Although Robert Graves's "The Cool Web" starts off with the phrase, "Children are dumb," Mr. Graves isn't here to talk smack about the intelligence of young people. Rather, he uses "dumb" in the older sense of not being able to speak. As the poem continues, Graves turns to "us," which is supposedly the adults who are reading his poem. Unlike kids, it turns out, we have the ability to use words and language to turn our experience into information that we can communicate to others. But when we do this, we end up losing out on all the stuff that isn't captured by language. On the one hand, the good stuff we experience isn't quite as good. But on the plus side, the bad stuff isn't quite as bad, either.
When it comes to turning our experience into words, Graves claims that there's a "cool web of language" that we all get caught in as we grow up. It's a web because it's delicate and flexible, but also impossible to escape from, just like language. On the other hand, it's cool because of the way it tends to take away the extremes of experiences.
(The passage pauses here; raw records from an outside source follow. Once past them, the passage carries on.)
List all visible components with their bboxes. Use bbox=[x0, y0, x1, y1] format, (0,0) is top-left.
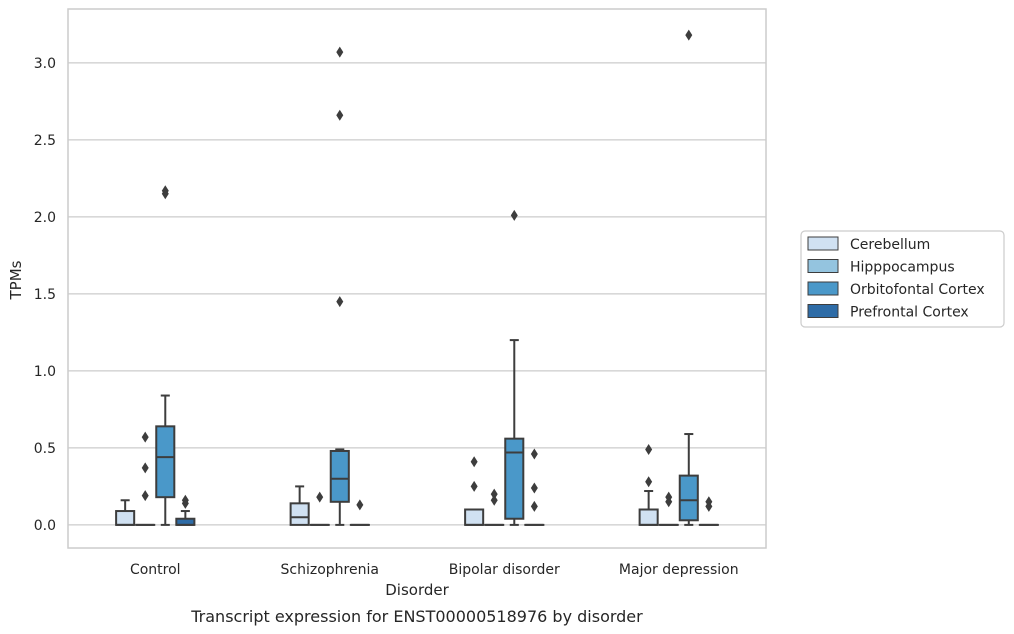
y-tick-label: 3.0 bbox=[34, 56, 56, 72]
y-tick-label: 0.5 bbox=[34, 441, 56, 457]
legend-swatch bbox=[807, 304, 839, 318]
outlier-point bbox=[490, 488, 498, 500]
outlier-point bbox=[470, 480, 478, 492]
y-tick-label: 0.0 bbox=[34, 518, 56, 534]
legend-swatch bbox=[807, 236, 839, 251]
outlier-point bbox=[645, 476, 653, 488]
iqr-box bbox=[329, 449, 350, 503]
x-axis-label: Disorder bbox=[385, 581, 449, 599]
outlier-point bbox=[530, 482, 538, 494]
iqr-box bbox=[155, 425, 176, 499]
box-cerebellum-major-depression bbox=[638, 443, 659, 526]
x-tick-label: Schizophrenia bbox=[281, 562, 379, 578]
iqr-box bbox=[289, 502, 310, 526]
legend-swatch bbox=[807, 259, 839, 273]
outlier-point bbox=[685, 29, 693, 41]
y-tick-label: 2.0 bbox=[34, 210, 56, 226]
outlier-point bbox=[530, 448, 538, 460]
box-hipppocampus-control bbox=[135, 431, 156, 526]
legend-item: Orbitofontal Cortex bbox=[807, 281, 985, 298]
iqr-box bbox=[464, 508, 485, 526]
box-prefrontal-cortex-schizophrenia bbox=[349, 499, 370, 526]
outlier-point bbox=[181, 494, 189, 506]
box-hipppocampus-major-depression bbox=[658, 491, 679, 526]
x-tick-label: Major depression bbox=[619, 562, 739, 578]
outlier-point bbox=[665, 491, 673, 503]
outlier-point bbox=[336, 109, 344, 121]
outlier-point bbox=[645, 443, 653, 455]
outlier-point bbox=[530, 500, 538, 512]
iqr-box bbox=[504, 437, 525, 520]
y-tick-label: 1.5 bbox=[34, 287, 56, 303]
x-tick-label: Bipolar disorder bbox=[449, 562, 560, 578]
iqr-box bbox=[115, 510, 136, 526]
outlier-point bbox=[336, 46, 344, 58]
box-plot-area bbox=[115, 29, 719, 526]
box-orbitofontal-cortex-schizophrenia bbox=[329, 46, 350, 526]
outlier-point bbox=[705, 496, 713, 508]
outlier-point bbox=[490, 494, 498, 506]
box-orbitofontal-cortex-major-depression bbox=[678, 29, 699, 526]
y-axis-ticks: 0.0 0.5 1.0 1.5 2.0 2.5 3.0 bbox=[34, 56, 56, 534]
chart-caption: Transcript expression for ENST0000051897… bbox=[190, 607, 643, 626]
box-prefrontal-cortex-major-depression bbox=[698, 496, 719, 526]
x-tick-label: Control bbox=[130, 562, 181, 578]
legend-label: Prefrontal Cortex bbox=[850, 305, 969, 321]
box-hipppocampus-bipolar-disorder bbox=[484, 488, 505, 526]
legend-item: Prefrontal Cortex bbox=[807, 304, 969, 321]
y-tick-label: 2.5 bbox=[34, 133, 56, 149]
legend-item: Hipppocampus bbox=[807, 259, 955, 276]
outlier-point bbox=[510, 209, 518, 221]
y-axis-label: TPMs bbox=[7, 260, 25, 300]
box-hipppocampus-schizophrenia bbox=[309, 491, 330, 526]
iqr-box bbox=[678, 474, 699, 522]
legend: Cerebellum Hipppocampus Orbitofontal Corte… bbox=[800, 230, 1005, 328]
outlier-point bbox=[470, 456, 478, 468]
box-orbitofontal-cortex-bipolar-disorder bbox=[504, 209, 525, 526]
outlier-point bbox=[356, 499, 364, 511]
legend-item: Cerebellum bbox=[807, 236, 930, 253]
outlier-point bbox=[161, 185, 169, 197]
legend-swatch bbox=[807, 281, 839, 296]
outlier-point bbox=[141, 490, 149, 502]
legend-label: Hipppocampus bbox=[850, 260, 955, 276]
grid-lines bbox=[68, 62, 766, 526]
outlier-point bbox=[141, 431, 149, 443]
iqr-box bbox=[638, 508, 659, 526]
box-orbitofontal-cortex-control bbox=[155, 185, 176, 526]
box-prefrontal-cortex-bipolar-disorder bbox=[524, 448, 545, 526]
outlier-point bbox=[316, 491, 324, 503]
legend-label: Orbitofontal Cortex bbox=[850, 282, 985, 298]
plot-frame bbox=[67, 8, 767, 549]
box-cerebellum-schizophrenia bbox=[289, 485, 310, 526]
box-prefrontal-cortex-control bbox=[175, 494, 196, 526]
y-tick-label: 1.0 bbox=[34, 364, 56, 380]
box-cerebellum-control bbox=[115, 499, 136, 526]
box-cerebellum-bipolar-disorder bbox=[464, 456, 485, 526]
legend-frame bbox=[800, 230, 1005, 328]
x-axis-ticks: Control Schizophrenia Bipolar disorder Majo… bbox=[130, 562, 739, 578]
outlier-point bbox=[336, 296, 344, 308]
legend-label: Cerebellum bbox=[850, 237, 930, 253]
outlier-point bbox=[141, 462, 149, 474]
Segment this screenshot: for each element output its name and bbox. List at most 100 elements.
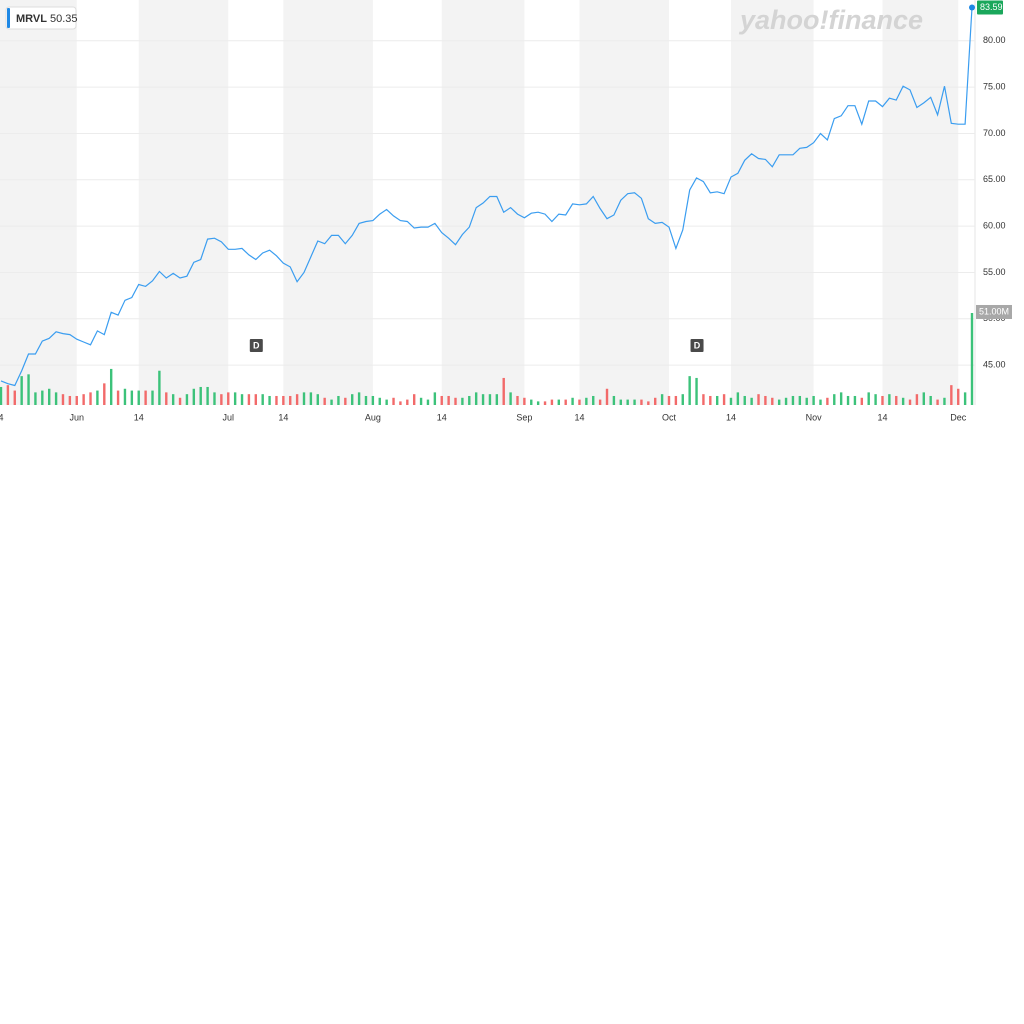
last-price-dot (969, 4, 975, 11)
x-tick-label: Oct (662, 412, 677, 422)
volume-bar (881, 395, 884, 405)
volume-bar (447, 395, 450, 405)
volume-bar (309, 392, 313, 405)
price-line (0, 7, 973, 387)
y-tick-label: 45.00 (983, 360, 1006, 370)
volume-bar (109, 368, 113, 405)
period-band (730, 0, 814, 405)
volume-bar (695, 377, 698, 405)
volume-bar (536, 401, 540, 405)
volume-bar (171, 394, 175, 405)
volume-bar (295, 394, 299, 405)
event-label: D (694, 340, 701, 350)
volume-bar (82, 394, 85, 405)
volume-bar (468, 395, 471, 405)
volume-label: 51.00M (979, 306, 1009, 316)
volume-bar (461, 397, 464, 405)
volume-bar (530, 399, 533, 405)
volume-bar (915, 394, 919, 405)
volume-bar (282, 395, 285, 405)
volume-bar (957, 388, 960, 405)
x-tick-label: Sep (516, 412, 532, 422)
volume-bar (488, 394, 492, 405)
volume-bar (908, 399, 912, 405)
volume-bar (826, 397, 829, 405)
symbol-box (5, 6, 77, 30)
volume-bar (151, 390, 154, 405)
volume-bar (681, 394, 684, 405)
volume-bar (585, 397, 588, 405)
volume-bar (784, 397, 788, 405)
y-tick-label: 80.00 (983, 35, 1006, 45)
volume-bar (41, 390, 44, 405)
volume-bar (275, 395, 278, 405)
volume-bar (867, 392, 870, 405)
volume-bar (474, 392, 478, 405)
volume-bar (853, 395, 857, 405)
y-tick-label: 65.00 (983, 174, 1006, 184)
volume-bar (406, 399, 409, 405)
volume-bar (337, 395, 340, 405)
volume-bar (220, 394, 223, 405)
volume-bar (598, 399, 602, 405)
y-tick-label: 70.00 (983, 128, 1006, 138)
volume-bar (619, 399, 622, 405)
volume-bar (509, 392, 512, 405)
x-tick-label: Jun (69, 412, 84, 422)
x-tick-label: 14 (278, 412, 288, 422)
volume-bar (950, 385, 953, 405)
y-tick-label: 55.00 (983, 267, 1006, 277)
x-tick-label: Jul (222, 412, 234, 422)
volume-bar (798, 395, 802, 405)
volume-bar (96, 390, 99, 405)
volume-bar (592, 395, 595, 405)
volume-bar (833, 394, 836, 405)
volume-bar (440, 395, 443, 405)
symbol: MRVL (16, 13, 47, 25)
volume-bar (364, 395, 368, 405)
volume-bar (481, 394, 485, 405)
volume-bar (6, 385, 10, 405)
period-band (579, 0, 669, 405)
volume-bar (943, 397, 946, 405)
volume-bar (729, 397, 733, 405)
logo: yahoo!finance (738, 5, 923, 35)
volume-bar (240, 394, 244, 405)
volume-bar (647, 401, 650, 405)
volume-bar (419, 397, 423, 405)
volume-bar (392, 397, 395, 405)
period-band (882, 0, 959, 405)
volume-bar (357, 392, 361, 405)
volume-bar (302, 392, 306, 405)
volume-bar (936, 399, 939, 405)
volume-bar (888, 394, 891, 405)
volume-bar (771, 397, 774, 405)
volume-bar (233, 392, 237, 405)
volume-bar (289, 395, 292, 405)
volume-bar (68, 395, 72, 405)
volume-bar (523, 397, 526, 405)
chart: yahoo!finance MRVL 50.35 45.0050.0055.00… (0, 0, 1024, 430)
volume-bar (722, 394, 726, 405)
volume-bar (34, 392, 37, 405)
volume-bar (550, 399, 554, 405)
volume-bar (743, 395, 746, 405)
volume-bar (805, 397, 808, 405)
volume-bar (812, 395, 815, 405)
period-band (138, 0, 229, 405)
volume-bar (130, 390, 134, 405)
x-tick-label: 4 (0, 412, 4, 422)
volume-bar (13, 390, 16, 405)
x-tick-label: Dec (950, 412, 967, 422)
volume-bar (316, 394, 319, 405)
volume-bar (412, 394, 416, 405)
volume-bar (261, 394, 264, 405)
volume-bar (709, 395, 712, 405)
volume-bar (323, 397, 326, 405)
volume-bar (144, 390, 147, 405)
volume-bar (0, 386, 3, 405)
volume-bar (178, 397, 182, 405)
price: 50.35 (50, 13, 78, 25)
volume-bar (605, 388, 609, 405)
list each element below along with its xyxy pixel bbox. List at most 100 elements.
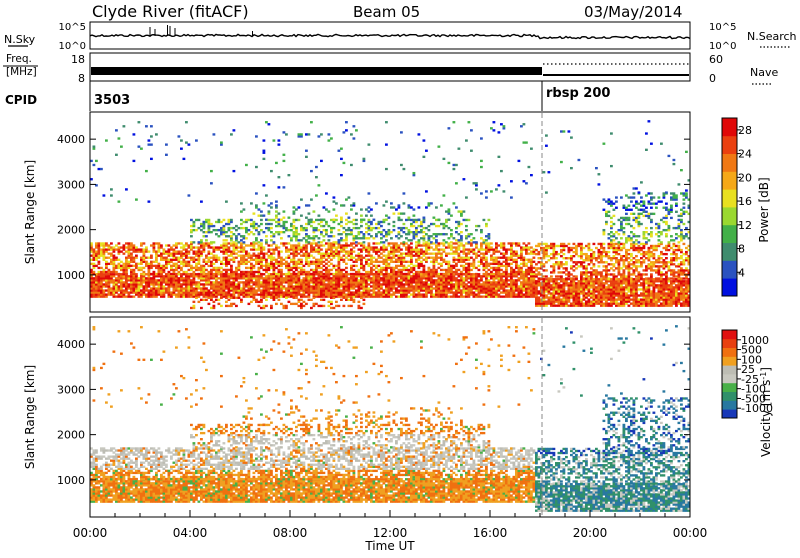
power-cell xyxy=(395,267,398,269)
power-cell xyxy=(430,269,433,271)
power-cell xyxy=(313,277,316,279)
power-cell xyxy=(195,267,198,269)
power-cell xyxy=(415,273,418,275)
power-cell xyxy=(503,248,506,250)
power-cell xyxy=(448,246,451,248)
power-cell xyxy=(405,281,408,283)
power-cell xyxy=(143,271,146,273)
power-cell xyxy=(305,217,308,219)
power-cell xyxy=(305,287,308,289)
power-cell xyxy=(495,263,498,265)
power-cell xyxy=(333,241,336,243)
power-cell xyxy=(160,279,163,281)
power-cell xyxy=(305,281,308,283)
power-cell xyxy=(338,291,341,293)
power-cell xyxy=(348,196,351,198)
power-cell xyxy=(158,263,161,265)
power-cell xyxy=(450,285,453,287)
power-cell xyxy=(350,279,353,281)
power-cell xyxy=(505,263,508,265)
power-cell xyxy=(353,273,356,275)
power-cell xyxy=(115,291,118,293)
power-cell xyxy=(305,250,308,252)
power-cell xyxy=(275,206,278,208)
power-cell xyxy=(205,295,208,297)
power-cell xyxy=(560,277,563,279)
power-cell xyxy=(568,294,571,296)
power-cell xyxy=(300,198,303,200)
power-cell xyxy=(408,277,411,279)
power-cell xyxy=(178,261,181,263)
power-cell xyxy=(528,166,531,168)
power-cell xyxy=(318,283,321,285)
power-cell xyxy=(298,263,301,265)
power-cell xyxy=(100,287,103,289)
power-cell xyxy=(305,227,308,229)
power-cell xyxy=(328,257,331,259)
power-cell xyxy=(293,267,296,269)
power-cell xyxy=(298,248,301,250)
power-cell xyxy=(198,295,201,297)
power-cell xyxy=(235,277,238,279)
power-cell xyxy=(248,293,251,295)
power-cell xyxy=(415,231,418,233)
power-cell xyxy=(430,283,433,285)
power-cell xyxy=(193,259,196,261)
power-cell xyxy=(278,261,281,263)
power-cell xyxy=(220,143,223,145)
power-cell xyxy=(283,291,286,293)
power-cell xyxy=(525,269,528,271)
power-cell xyxy=(438,275,441,277)
power-cell xyxy=(175,285,178,287)
power-cell xyxy=(300,287,303,289)
power-cell xyxy=(225,223,228,225)
power-cell xyxy=(408,219,411,221)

It seems as if Graves is going to get all nostalgic on us, but he actually goes the other way in the final stanza of this poem, saying that we need language to organize our thoughts and experiences, or else we'll go totally bonkers from all the randomness. In the end, Graves basically tells us we're caught in a double bind as humans. We can't experience life to its fullest because language has a dulling effect on our experience, yet we'd also go totally crazy without this dulling effect. Yay?